Ainda na esteira de seus últimos lançamentos, Jean-Luc Godard declara em texto o que já se notava óbvio, especialmente em sua filmografia recente: igualar os que buscam refúgio na realidade a medíocres sem imaginação. Como uma ode à discussão entre pensamento e não-pensamento, Adeus À Linguagem é um experimento narrativo do experiente realizador, que busca incessantemente respostas para suas próprias indagações, algumas vezes passando mensagens ao seu público, outras não.
A nova fica por conta do uso do 3D, recurso ainda não explorado na longa filmografia do francês. O que não é um fator novo é a discussão política, mais uma vez remando contra o lugar comum de arquétipos bilaterais, refutando o conceito muitas vezes atrelado à esquerda de que a solução é a intervenção irrestrita do Estado. Além disso, ataca a hipocrisia da direita, que gosta de recorrer a ações de socorro que visam interesses de empresas de grande porte, ao passo que encaram algumas vezes o assistencialismo como ajuda a desocupados. A miopia geral em relação a discussões sobre economia é o alvo do cineasta.
O nome do filme faz uma óbvia referência ao casal de “protagonistas”, Josette (Héloise Godet) e Gédéon (Kamel Abdeli), já que um tampouco é fluente no idioma do outro, o que praticamente inviabiliza o diálogo verbal, obrigando-os a encontrar diferentes alternativas para se comunicarem. O abstrato ganha contornos reais quando o animal de estimação dos dois passa a falar, o que explica ao espectador menos acostumado com a estética recente de Godard o motivo pelo qual nem sempre a sequência de cenas faz sentido, ao menos sob uma ótica normativa.

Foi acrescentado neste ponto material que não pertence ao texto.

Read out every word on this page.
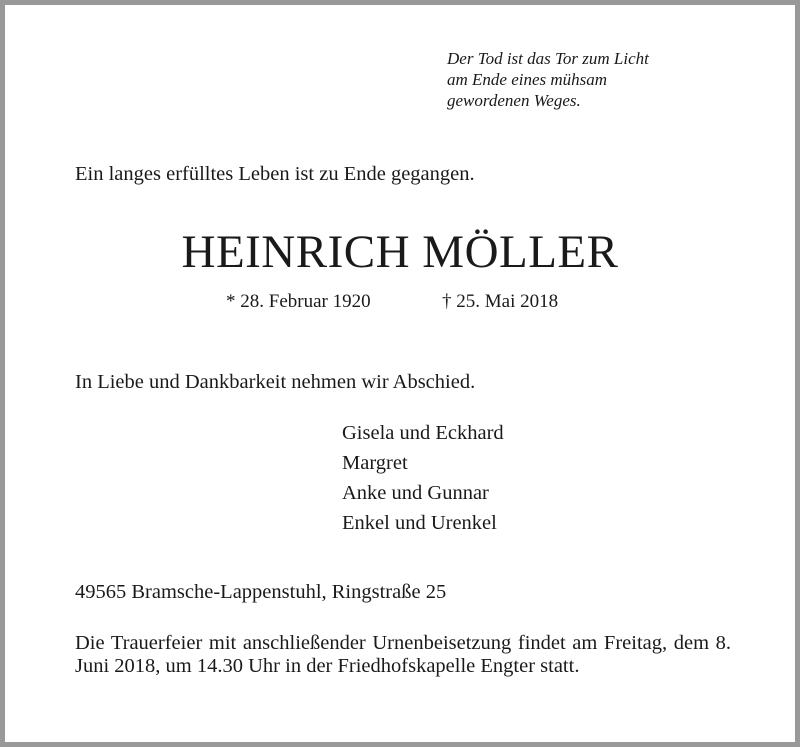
Der Tod ist das Tor zum Licht
am Ende eines mühsam
gewordenen Weges.

Ein langes erfülltes Leben ist zu Ende gegangen.

HEINRICH MÖLLER

* 28. Februar 1920	† 25. Mai 2018

In Liebe und Dankbarkeit nehmen wir Abschied.

Gisela und Eckhard
Margret
Anke und Gunnar
Enkel und Urenkel

49565 Bramsche-Lappenstuhl, Ringstraße 25

Die Trauerfeier mit anschließender Urnenbeisetzung findet am Freitag, dem 8. Juni 2018, um 14.30 Uhr in der Friedhofskapelle Engter statt.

É preciso que um animal irracional tome a narração dos fatos e discussões propostos na trama para que haja um laço de lucidez. A tela de Godard se bifurca, com exibições reverenciais em telas de televisão de filmes de monstros clássicos, onde prevalecem estudos dos arquétipos junguianos, enquanto as pessoas retratadas dizem detestar o resumo do homem em personagens, o que vai de encontro à visão particular que Sigmund Freud tinha em relação à análise pessoal e intransferível da psique humana, um dos principais fatores de brigas entre os dois pensadores. A conclusão do cineasta, apesar de recair em maior parte na teoria freudiana, deixa margem para qual seja das duas visões de mundo.
A pulsão para o novo cinema do realizador é provocar mais perguntas que respostas, invocando imagens belas, escolhidas a dedo, e que provocam reações adversas na mente e nos sentimentos de seu público, não restringindo o conjunto de sensações ao simples resumo de um diálogo bobo, fugindo de limitações de repertório e impressão.
O convite de Godard é feito para que seu público viaje junto a ele, pelos mesmo cenários aos quais estão habituados, as mesmas visões e rotinas que se tornam enfadonhas com o tempo, mas que possuem uma gama de interpretações poucas vezes alcançada. Especialmente se analisarmos tendências como o tédio e o consumo desenfreado de lixo glamourizado, valorizando modos de comunicação como urros e gemidos, que em suma louvam o modo primitivo de enxergar e viver o mundo real.